Department of Environmental Science, Policy, and Management, University of California, Berkeley, Berkeley, CA, 94720, USA.
Sci Rep. 2022 Jul 19;12(1):12276. doi: 10.1038/s41598-022-16368-z.
To analyze species count data when detection is imperfect, ecologists need models to estimate relative abundance in the presence of unknown sources of heterogeneity. Two candidate models are generalized linear mixed models (GLMMs) and hierarchical N-mixture models. GLMMs are computationally robust but do not explicitly separate detection from abundance patterns. N-mixture models separately estimate detection and abundance via a latent state but are sensitive to violations in assumptions and subject to practical estimation issues. When one can assume that detection is not systematically confounded with ecological patterns of interest, these two models can be viewed as sharing a heuristic framework for relative abundance estimation. Model selection can then determine which predicts observed counts best, for example by AIC. We compared four N-mixture model variants and two GLMM variants for predicting bird counts in local subsets of a citizen science dataset, eBird, based on model selection and goodness-of-fit measures. We found that both GLMMs and N-mixture models-especially N-mixtures with beta-binomial detection submodels-were supported in a moderate number of datasets, suggesting that both tools are useful and that relative fit is context-dependent. We provide faster software implementations of N-mixture likelihood calculations and a reparameterization to interpret unstable estimates for N-mixture models.
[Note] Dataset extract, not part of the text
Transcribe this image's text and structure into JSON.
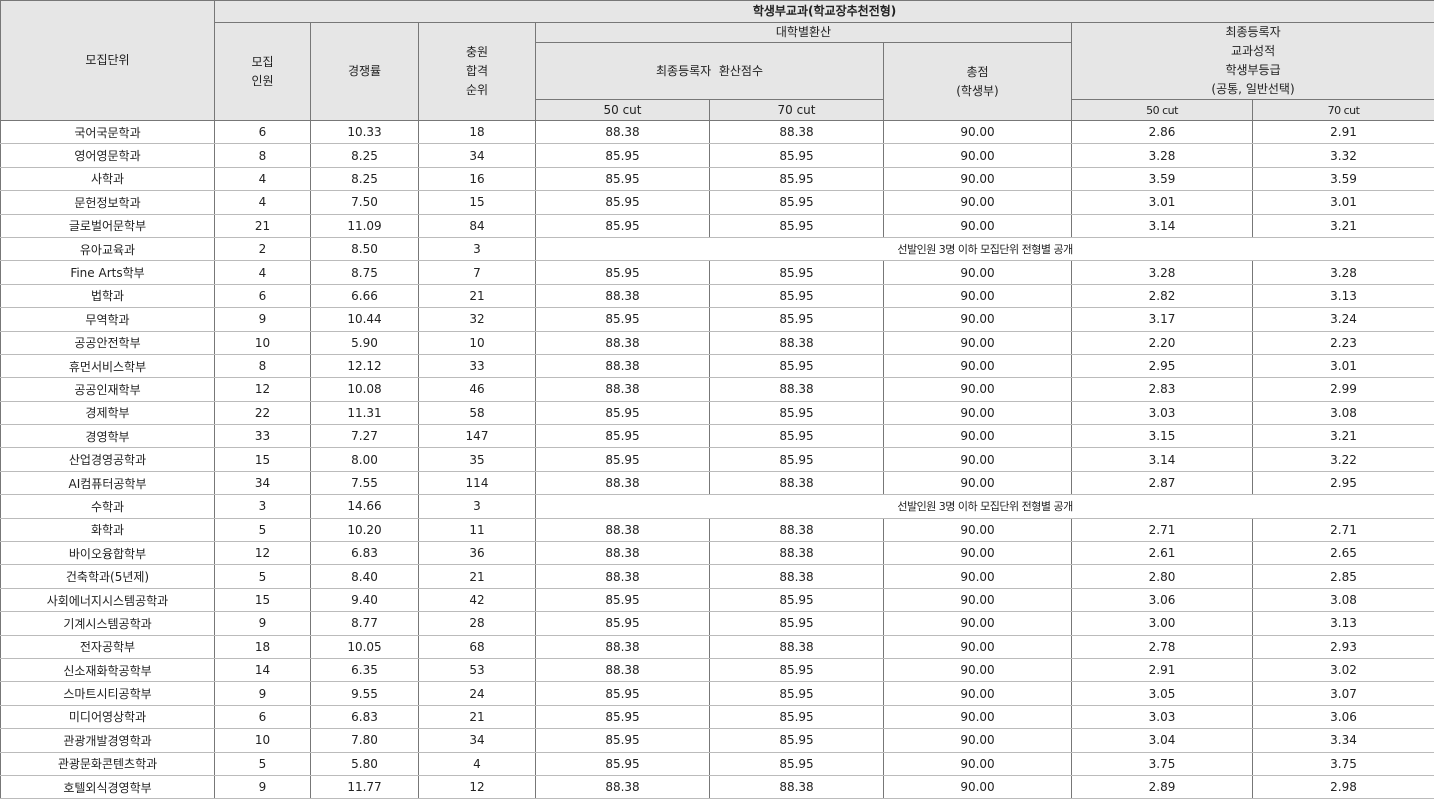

当检测不完全时,生态学家需要模型来估计存在未知异质性来源时的相对丰度。两种候选模型是广义线性混合模型(GLMMs)和分层 N 混合物模型。GLMMs 在计算上是强大的,但没有明确地将检测与丰度模式分开。N 混合物模型通过潜在状态分别估计检测和丰度,但对违反假设很敏感,并受到实际估计问题的影响。当可以假设检测与感兴趣的生态模式没有系统混淆时,这两种模型可以被视为共享相对丰度估计的启发式框架。然后可以通过 AIC 等方法确定哪个模型最能预测观测到的计数。我们比较了四个 N 混合物模型变体和两个 GLMM 变体,用于根据模型选择和拟合优度度量预测公民科学数据集 eBird 中局部子集的鸟类计数。我们发现 GLMM 和 N 混合物模型——特别是具有 beta 二项式检测子模型的 N 混合物模型——在相当数量的数据集得到了支持,这表明这两种工具都很有用,并且相对适应性取决于上下文。我们提供了 N 混合物似然计算的更快软件实现,并对 N 混合物模型的不稳定估计进行了重新参数化。